La crainte que l’Angleterre, par représailles, ne ferme ses marchés à nos produits (ce qui anéantirait l’existence de plus de vingt mille ouvriers déjà dans la misère, et que ce débouché soutient encore), nous porte à joindre nos sollicitations à celles du commerce.

Cette rupture, dans les transactions commerciales, ruinerait l’industrie la plus nationale, l’une des plus anciennes de France, et un grand nombre de celles qui s’y rattachent. Il dépend de vous, Messieurs, de la détourner, non seulement sans imposer au pays aucun sacrifice, mais en le délivrant des chaînes qui l’écrasent, et en lui ouvrant des sources de bien-être.

Depuis l’époque où l’Angleterre a accueilli nos étoffes, nos exportations se sont élevées à plus de 25,000,000 par année ; et ce débouché entretient des consommations qui n’existeraient pas, ou iraient à l’étranger : il compense celui de l’Allemagne, maintenant très restreint, et la consommation intérieure qui, malgré le bas prix de nos étoffes, a considérablement diminué depuis quelques années.

Nos exportations pour la Grande-Bretagne ne pourraient que s’accroître, par un traité de commerce, en rapport avec les besoins et les productions des deux pays.

C’est pour arriver à cet heureux résultat que nous en appelons, Messieurs, à votre patriotisme éclairé.

Ecoutez les plaintes de l’Angleterre, elles sont justes et semblent l’écho de celles des travailleurs de France ; l’Angleterre demande que vous lui donniez les moyens [5.1]de nous payer, autrement que par la contrebande, les produits qu’elle achète de nous.

Ces moyens, Messieurs, il est facile et même urgent de les lui donner, en déclarant, ainsi qu’elle le fit pour nous, en 1826, que toutes les provenances d’Angleterre entreront en France, moyennant un droit temporaire assez élevé, pour préserver d’un coup trop rude quelques branches d’industrie, et assez bas pour empêcher la contrebande, qui ruine le commerce régulier, frustre le trésor de ses revenus, et démoralise les populations qu’elle fait vivre hors la loi.

Notre industrie ne saurait donc être sacrifiée à aucune autre ; car elle ne demande pour tout secours et tout privilége que la liberté.

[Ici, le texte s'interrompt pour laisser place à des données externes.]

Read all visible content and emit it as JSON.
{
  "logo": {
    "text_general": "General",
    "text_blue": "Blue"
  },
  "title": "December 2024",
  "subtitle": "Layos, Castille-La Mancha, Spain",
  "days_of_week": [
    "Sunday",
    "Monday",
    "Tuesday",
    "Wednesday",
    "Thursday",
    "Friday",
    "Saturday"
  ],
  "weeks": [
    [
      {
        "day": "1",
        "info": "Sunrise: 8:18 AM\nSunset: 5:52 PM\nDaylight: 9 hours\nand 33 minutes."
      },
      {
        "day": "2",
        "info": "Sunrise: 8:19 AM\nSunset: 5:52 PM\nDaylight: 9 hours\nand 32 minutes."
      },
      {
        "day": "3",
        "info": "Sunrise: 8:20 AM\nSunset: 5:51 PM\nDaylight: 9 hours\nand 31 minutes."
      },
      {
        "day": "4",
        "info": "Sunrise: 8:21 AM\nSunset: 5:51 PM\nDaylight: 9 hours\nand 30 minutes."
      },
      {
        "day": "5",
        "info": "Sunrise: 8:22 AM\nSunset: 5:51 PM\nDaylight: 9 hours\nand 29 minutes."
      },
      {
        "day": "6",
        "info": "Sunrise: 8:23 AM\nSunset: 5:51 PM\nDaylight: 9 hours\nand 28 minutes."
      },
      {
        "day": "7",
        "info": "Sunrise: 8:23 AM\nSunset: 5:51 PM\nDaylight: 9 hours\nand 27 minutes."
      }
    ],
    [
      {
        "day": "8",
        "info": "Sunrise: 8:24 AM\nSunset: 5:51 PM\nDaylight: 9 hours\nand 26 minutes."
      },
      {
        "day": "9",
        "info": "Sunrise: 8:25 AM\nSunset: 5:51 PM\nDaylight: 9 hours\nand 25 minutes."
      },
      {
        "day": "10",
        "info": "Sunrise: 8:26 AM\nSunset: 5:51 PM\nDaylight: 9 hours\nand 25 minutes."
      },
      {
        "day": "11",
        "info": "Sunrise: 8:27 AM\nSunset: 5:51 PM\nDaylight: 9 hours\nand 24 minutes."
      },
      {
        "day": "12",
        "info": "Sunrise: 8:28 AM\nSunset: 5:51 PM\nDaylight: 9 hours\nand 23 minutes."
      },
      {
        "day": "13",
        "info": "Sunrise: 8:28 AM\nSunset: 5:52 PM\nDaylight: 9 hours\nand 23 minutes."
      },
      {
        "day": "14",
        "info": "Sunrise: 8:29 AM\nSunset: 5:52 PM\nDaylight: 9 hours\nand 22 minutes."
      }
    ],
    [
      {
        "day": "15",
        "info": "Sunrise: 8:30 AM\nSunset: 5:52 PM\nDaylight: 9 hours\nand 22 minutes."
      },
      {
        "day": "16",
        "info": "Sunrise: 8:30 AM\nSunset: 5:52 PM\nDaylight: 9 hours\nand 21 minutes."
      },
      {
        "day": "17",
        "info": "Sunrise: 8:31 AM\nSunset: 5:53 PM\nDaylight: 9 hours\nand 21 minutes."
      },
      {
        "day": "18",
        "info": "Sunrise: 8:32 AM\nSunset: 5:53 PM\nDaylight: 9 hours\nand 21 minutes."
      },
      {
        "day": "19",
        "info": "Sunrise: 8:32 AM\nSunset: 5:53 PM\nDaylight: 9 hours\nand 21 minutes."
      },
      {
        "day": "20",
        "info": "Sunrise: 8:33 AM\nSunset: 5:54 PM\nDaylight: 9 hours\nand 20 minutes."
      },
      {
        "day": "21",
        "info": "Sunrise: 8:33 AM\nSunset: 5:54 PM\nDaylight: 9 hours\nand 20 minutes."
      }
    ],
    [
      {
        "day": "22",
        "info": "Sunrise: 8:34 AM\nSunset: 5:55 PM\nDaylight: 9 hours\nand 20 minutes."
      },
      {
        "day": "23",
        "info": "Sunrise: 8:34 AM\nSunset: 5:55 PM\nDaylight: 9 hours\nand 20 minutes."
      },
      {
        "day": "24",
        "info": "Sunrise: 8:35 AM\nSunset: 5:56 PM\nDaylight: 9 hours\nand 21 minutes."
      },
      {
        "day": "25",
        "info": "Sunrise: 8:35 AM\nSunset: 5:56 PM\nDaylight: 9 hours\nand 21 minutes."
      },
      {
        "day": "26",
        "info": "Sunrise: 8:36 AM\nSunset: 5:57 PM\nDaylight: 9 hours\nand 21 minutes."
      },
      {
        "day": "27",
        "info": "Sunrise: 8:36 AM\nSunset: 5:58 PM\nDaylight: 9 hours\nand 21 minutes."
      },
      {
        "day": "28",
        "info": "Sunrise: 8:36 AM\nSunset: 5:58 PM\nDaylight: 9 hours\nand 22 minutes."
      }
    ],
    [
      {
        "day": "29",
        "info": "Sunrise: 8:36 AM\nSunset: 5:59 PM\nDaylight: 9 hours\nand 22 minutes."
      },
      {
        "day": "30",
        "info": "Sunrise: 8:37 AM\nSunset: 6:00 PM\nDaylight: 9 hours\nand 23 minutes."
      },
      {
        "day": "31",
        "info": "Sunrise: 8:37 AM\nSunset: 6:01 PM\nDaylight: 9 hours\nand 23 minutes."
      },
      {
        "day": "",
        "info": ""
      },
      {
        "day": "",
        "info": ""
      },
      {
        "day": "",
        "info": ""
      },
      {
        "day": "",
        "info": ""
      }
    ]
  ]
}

Il n’est pas un homme, dans nos pauvres ateliers, qui ne comprenne qu’un pays ne peut rendre sans acheter. Si ce principe est aussi vrai pour vous que pour nous, donnez donc à la France, qui a besoin de vendre pour nourrir et occuper ses enfans travailleurs, les moyens d’acheter ; et pour cela, levez les prohibitions qui entravent le commerce et l’industrie.

Par cette mesure, vous augmenterez prodigieusement le produit maintenant insignifiant des douanes, avec cet accroissement de recettes, vous pourrez satisfaire aux vœux et aux besoins du peuple qui, de toute part, demande avec instance l’abolition des impôts indirects, qui écrasent les travailleurs.

Pour nous, Messieurs, nous comprenons si bien que le temps des priviléges est passé, que nous consentons volontiers à la libre sortie des soies de France, dont le privilége nous donnait un grand avantage sur nos concurrens. Nos frères du midi, doivent être libres d’aller vendre leurs produits par tout le monde, comme nous devons l’être d’acheter le blé, le fer, la houille, le coton, la laine, etc., où nous le trouverons à meilleur marché.

Messieurs, vous êtes tous propriétaires ou industriels, alors vous éprouvez comme nous le besoin de la paix, et vous devez comprendre que les moyens les plus sûrs de la rendre durable, c’est de multiplier les relations d’intérêt matériel d’homme à homme, de ville à ville, de peuple à peuple ; or, comment pouvez-vous l’espérer avec des douanes trop élevées et des prohibitions qui parquent et isolent les peuples, les empêchent de lier, d’entretenir et d’étendre leurs relations, par l’échange mutuel de leurs produits et de leurs industries.

Nous savons, Messieurs, combien vos momens sont précieux ; mais la question que nous vous soumettons est de la plus haute politique ; c’est celle du travail, c’est-à-dire, de la vie intérieure et extérieure des peuples, enfin de l’existence de notre populeuse cité.